Amsterdam, Rotterdam e Amburgo ospitano alcuni dei siti di immagazzinamento petroliferi più importanti del pianeta. Anche qui la quantità di petrolio accumulata sta registrando aumenti derivanti dalla mancanza di spazi nelle raffinerie in cui viene processato.
Stando ai dati pubblicati da Reuters, le raffinerie di mezzo mondo sono alle prese con la gestione di flussi in eccesso di materia prima. Il sistema starebbe generando colli di bottiglia nel processo di produzione di combustibili. Negli enormi magazzini localizzati sulle coste sudafricane, capaci di ospitare 45 mln di barili di greggio, dopo due mesi di saldi netti negativi tra flussi in entrata e uscita, si comincia a fare i conti con un sensibile incremento delle scorte. La stessa cosa accade a Houston, in Texas, dove fin dall’inizio dello scorso aprile i siti di stoccaggio hanno cominciato a registrare nuovi record storici. In Asia la situazione si presenta a macchia di leopardo, con i siti cinesi in controtendenza e riserve prossime ai minimi degli ultimi quarantotto mesi.
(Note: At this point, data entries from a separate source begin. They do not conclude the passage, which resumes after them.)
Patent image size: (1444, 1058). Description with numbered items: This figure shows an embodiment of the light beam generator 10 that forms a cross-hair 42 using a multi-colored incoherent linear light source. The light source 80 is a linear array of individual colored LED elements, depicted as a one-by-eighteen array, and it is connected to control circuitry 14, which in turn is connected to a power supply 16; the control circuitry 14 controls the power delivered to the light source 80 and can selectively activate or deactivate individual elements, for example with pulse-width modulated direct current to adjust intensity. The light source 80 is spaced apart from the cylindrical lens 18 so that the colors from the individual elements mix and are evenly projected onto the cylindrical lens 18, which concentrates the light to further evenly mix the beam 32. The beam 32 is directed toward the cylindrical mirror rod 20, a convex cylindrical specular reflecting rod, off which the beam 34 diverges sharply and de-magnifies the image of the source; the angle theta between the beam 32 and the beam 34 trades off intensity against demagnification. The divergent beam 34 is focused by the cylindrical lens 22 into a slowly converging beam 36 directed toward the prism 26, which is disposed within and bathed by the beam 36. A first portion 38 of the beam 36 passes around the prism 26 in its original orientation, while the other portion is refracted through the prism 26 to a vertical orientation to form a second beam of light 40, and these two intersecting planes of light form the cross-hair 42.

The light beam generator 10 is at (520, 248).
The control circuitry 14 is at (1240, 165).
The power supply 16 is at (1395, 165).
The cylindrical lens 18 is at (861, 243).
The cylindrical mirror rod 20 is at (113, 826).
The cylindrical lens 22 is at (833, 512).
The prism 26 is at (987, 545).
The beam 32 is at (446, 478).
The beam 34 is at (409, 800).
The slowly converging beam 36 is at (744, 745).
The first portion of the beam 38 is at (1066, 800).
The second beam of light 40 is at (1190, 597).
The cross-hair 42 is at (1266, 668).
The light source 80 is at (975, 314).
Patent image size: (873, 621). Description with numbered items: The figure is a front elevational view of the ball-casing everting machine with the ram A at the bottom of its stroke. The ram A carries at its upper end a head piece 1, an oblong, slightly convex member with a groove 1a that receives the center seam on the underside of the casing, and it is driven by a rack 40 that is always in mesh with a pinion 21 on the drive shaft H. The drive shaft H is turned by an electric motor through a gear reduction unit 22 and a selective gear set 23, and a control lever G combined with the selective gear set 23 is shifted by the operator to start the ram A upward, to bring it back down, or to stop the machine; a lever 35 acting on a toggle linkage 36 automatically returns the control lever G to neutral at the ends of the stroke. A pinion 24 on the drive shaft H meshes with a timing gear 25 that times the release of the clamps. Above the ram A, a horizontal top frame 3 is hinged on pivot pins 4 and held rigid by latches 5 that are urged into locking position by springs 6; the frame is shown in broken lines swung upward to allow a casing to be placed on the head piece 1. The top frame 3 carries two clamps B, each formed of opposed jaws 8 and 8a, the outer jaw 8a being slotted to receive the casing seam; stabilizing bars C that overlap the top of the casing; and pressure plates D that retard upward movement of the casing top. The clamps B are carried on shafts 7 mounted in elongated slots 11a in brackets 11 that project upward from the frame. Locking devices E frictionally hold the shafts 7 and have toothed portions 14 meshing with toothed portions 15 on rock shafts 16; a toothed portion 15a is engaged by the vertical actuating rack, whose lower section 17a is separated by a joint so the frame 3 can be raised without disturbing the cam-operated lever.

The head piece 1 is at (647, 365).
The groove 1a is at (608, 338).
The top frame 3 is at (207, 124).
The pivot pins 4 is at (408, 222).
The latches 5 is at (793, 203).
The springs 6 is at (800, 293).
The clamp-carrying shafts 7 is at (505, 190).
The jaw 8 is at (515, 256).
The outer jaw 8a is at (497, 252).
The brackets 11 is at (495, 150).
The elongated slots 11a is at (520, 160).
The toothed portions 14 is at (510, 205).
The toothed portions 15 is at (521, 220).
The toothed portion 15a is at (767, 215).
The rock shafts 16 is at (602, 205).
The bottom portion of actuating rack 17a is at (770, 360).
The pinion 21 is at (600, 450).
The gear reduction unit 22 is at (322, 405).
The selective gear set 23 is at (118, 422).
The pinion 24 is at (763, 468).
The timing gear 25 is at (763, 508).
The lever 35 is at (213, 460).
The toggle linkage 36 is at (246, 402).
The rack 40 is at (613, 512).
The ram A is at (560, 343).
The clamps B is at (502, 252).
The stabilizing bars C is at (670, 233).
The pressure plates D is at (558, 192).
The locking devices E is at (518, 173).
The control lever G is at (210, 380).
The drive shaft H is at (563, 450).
L’azione dell’Opec non è sufficiente
Anche se è certo che i tagli alla produzione decisi dall’Opec hanno frenato il netto incremento delle riserve mondiali, gli effetti imputabili a tale decisione sembrano molto più limitati rispetto alle attese. Il cartello dei paesi produttori di petrolio ha intenzione di prolungare di altri nove mesi i tagli, tuttavia, la minore offerta potrebbe essere compensata dagli incrementi della produzione annunciati da alcune grandi società di Usa, Canada, Brasile, Norvegia e Regno Unito. In Uk, nell’area del Mare del Nord, British Petroleum ha annunciato che raddoppierà la sua produzione mediante la riapertura di alcuni pozzi che erano stati chiusi nel 2013. Bp stima che la sua produzione nel Regno Unito supererà i 200.000 barili giornalieri entro il 2020, un dato che si tradurrebbe nell’estrazione di 1,2 mln di barili giornalieri nell’area.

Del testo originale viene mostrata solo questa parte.